I haven’t watched the show, and I probably won’t, because at this point, I think most people are completely done with reality TV. Lately, I just really want to slap the shit out of Mark Burnett. Survivor was interesting, The Apprentice was okay for the first two seasons, but now all of the copycats and ridiculous garbage just pisses me off. People watching used to be something fun that you did on a lazy Sunday every once in a blue moon, while having coffee near Pike Place Market. Now that all of television seems to be like a morning at Pike Place, it just isn’t fun anymore. I really have no desire to know how freaky and fucked up society truly is. It’s bad enough I live, work and exist in the weirdness of Suburbia, I don’t want to have to watch it on television, too.
What else happened during my work-my-ass-into-the-ground hiatus? Resident Bush went to visit the areas hardest hit by Hurricane Katrina for the millionth time in an effort to save his reputation, and instead of help or aid to rebuild the community, he went to a mom ‘n’ pop style restaurant and overpaid for red beans and rice. It’s nice to know that no matter how out of touch you are with the world around you, the president of the last world superpower is still consistently incompetent.
3 comments:
I'm glad your back. Thats some tough stint you did at work, 16 days? Jesus, I struggle with 5 consecutive days.
Fox television sounds abominable, just another example of casual racism if you ask me (I know you didnt actually ask, but hey). Midget dating shows? Why? Am I right in thinking that Fox was the pro-bush station? Sounds like it could be.

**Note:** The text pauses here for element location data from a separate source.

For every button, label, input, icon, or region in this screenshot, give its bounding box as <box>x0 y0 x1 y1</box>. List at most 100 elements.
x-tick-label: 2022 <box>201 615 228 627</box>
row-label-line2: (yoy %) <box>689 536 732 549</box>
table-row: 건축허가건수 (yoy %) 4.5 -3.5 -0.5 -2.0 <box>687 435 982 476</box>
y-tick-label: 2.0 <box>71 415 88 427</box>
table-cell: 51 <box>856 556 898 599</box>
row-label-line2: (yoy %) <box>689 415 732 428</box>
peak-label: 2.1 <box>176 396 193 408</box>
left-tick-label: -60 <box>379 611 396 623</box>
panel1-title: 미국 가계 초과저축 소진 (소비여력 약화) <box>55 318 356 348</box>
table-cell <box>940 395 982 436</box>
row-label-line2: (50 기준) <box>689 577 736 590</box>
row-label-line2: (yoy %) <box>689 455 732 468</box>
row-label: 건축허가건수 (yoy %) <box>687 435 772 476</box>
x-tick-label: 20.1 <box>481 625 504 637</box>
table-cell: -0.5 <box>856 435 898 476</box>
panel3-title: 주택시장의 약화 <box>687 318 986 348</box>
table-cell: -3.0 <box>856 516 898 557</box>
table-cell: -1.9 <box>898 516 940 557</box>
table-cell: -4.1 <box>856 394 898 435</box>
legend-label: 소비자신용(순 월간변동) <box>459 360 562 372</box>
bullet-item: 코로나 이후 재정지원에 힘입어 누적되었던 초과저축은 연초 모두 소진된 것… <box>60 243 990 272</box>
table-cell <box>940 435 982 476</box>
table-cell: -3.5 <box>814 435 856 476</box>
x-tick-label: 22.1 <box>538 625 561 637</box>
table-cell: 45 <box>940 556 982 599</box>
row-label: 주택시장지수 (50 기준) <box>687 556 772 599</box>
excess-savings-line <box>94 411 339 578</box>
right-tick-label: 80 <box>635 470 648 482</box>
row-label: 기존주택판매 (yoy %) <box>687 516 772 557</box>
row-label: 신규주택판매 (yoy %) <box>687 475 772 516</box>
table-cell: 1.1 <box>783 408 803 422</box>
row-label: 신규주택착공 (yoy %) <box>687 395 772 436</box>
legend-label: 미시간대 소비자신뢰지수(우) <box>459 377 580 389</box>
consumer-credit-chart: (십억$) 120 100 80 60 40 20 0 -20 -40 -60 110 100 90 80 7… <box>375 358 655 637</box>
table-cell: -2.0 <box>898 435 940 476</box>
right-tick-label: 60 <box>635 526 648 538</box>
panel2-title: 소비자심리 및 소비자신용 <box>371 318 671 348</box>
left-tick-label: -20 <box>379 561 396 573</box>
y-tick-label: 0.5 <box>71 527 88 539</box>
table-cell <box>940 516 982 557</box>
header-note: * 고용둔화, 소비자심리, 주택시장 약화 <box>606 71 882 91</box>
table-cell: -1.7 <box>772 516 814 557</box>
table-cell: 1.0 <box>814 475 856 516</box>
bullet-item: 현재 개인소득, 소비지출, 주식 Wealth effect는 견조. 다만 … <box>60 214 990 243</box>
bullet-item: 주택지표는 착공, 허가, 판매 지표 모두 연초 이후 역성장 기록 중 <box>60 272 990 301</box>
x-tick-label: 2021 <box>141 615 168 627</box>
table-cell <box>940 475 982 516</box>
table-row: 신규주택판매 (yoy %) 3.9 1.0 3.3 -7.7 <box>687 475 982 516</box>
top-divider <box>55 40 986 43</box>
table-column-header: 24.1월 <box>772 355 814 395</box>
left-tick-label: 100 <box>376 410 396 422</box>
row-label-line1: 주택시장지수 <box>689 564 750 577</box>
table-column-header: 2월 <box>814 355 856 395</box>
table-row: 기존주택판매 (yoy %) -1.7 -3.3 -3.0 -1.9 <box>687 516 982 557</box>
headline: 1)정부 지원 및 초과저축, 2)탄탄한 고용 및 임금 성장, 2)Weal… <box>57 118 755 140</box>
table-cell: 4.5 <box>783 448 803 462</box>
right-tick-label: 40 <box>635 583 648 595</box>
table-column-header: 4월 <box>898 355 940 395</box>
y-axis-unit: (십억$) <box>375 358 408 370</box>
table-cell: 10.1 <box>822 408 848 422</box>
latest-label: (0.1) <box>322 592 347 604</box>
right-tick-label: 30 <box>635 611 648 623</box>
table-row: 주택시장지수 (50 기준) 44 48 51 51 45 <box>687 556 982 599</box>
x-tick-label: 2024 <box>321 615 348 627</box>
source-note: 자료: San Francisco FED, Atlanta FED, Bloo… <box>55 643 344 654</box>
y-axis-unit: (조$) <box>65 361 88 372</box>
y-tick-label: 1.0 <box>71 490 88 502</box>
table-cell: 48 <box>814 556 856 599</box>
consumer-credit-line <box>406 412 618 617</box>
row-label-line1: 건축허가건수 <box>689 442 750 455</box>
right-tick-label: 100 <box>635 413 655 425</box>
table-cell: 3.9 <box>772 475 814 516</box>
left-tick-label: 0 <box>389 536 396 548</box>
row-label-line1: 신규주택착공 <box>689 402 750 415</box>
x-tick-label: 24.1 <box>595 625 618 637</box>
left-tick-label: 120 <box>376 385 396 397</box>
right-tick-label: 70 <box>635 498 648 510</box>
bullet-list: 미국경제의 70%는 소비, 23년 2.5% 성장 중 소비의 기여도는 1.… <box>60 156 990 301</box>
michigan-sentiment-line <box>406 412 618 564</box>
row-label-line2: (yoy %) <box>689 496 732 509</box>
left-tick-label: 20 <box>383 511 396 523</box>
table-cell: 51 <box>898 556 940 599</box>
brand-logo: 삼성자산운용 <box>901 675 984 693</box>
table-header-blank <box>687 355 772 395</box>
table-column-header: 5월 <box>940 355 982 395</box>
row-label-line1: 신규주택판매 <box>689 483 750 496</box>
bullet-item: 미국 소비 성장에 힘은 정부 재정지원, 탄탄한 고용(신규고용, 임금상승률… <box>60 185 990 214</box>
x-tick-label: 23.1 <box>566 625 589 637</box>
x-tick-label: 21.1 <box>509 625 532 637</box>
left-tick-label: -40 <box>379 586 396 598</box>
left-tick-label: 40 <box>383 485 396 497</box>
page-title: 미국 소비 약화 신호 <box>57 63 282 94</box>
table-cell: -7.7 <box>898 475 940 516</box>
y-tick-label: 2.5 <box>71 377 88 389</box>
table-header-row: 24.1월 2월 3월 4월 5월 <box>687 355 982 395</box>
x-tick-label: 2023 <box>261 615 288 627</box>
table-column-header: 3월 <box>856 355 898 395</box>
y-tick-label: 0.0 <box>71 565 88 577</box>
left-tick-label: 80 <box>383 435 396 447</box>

This was a great post; I have some thoughts to share:
1. The sex tape-the grossest thing about that tape (well, besides the fact that Kid Rock is the greasiest fucker I've ever seen and it makes me sick that anyone wants to have any kind of sex with him) is that the sex act that Kid Rock partakes of is called "figging", and it involves the insertion of a ginger root into one's um, ass. Apparently it creates some kind of a burning, tingling sensation. I'm all for if it's safe and legal then go for it, but that's just nasty.
2. Milosevic-it's his family that's raising a stink about how he must have been poisoned. I hate to tell them this, but Daddy Dearest wasn't going off to the office every morning to drink coffee and dictate memos. He was ordering people to be raped, killed and thrown into mass graves. If he died quickly of a massive heart attack, good. If he was painfully poisoned, BETTER.
3. Black/White-This is offensive on so many levels I don't even know where to start. Neither family looks convincing AT ALL as members of the other race. I don't know why I haven't heard more protests about this. If "Book of Daniel" can get cancelled for showing a priest with a real life, then FX should have an angry mob with torches and pitchforks outside it's studio. I mean, really.
Came here from a blogad on the Suburban Bliss site.
Fox was the pro-Bush news outlet, apparently they don't apply the same neo-con standards to their entertainment station. Basically they are big, fucking hypocrites!
Thanks for the 411 on figging, Elizabeth. I'll spend the next two days shuttering a little bit each time I think of Kid Rock and Scott Stapp doing that to each other, but at least it will make me queasy enough to stick to my diet over the Purim holiday when the cookies flow like wine.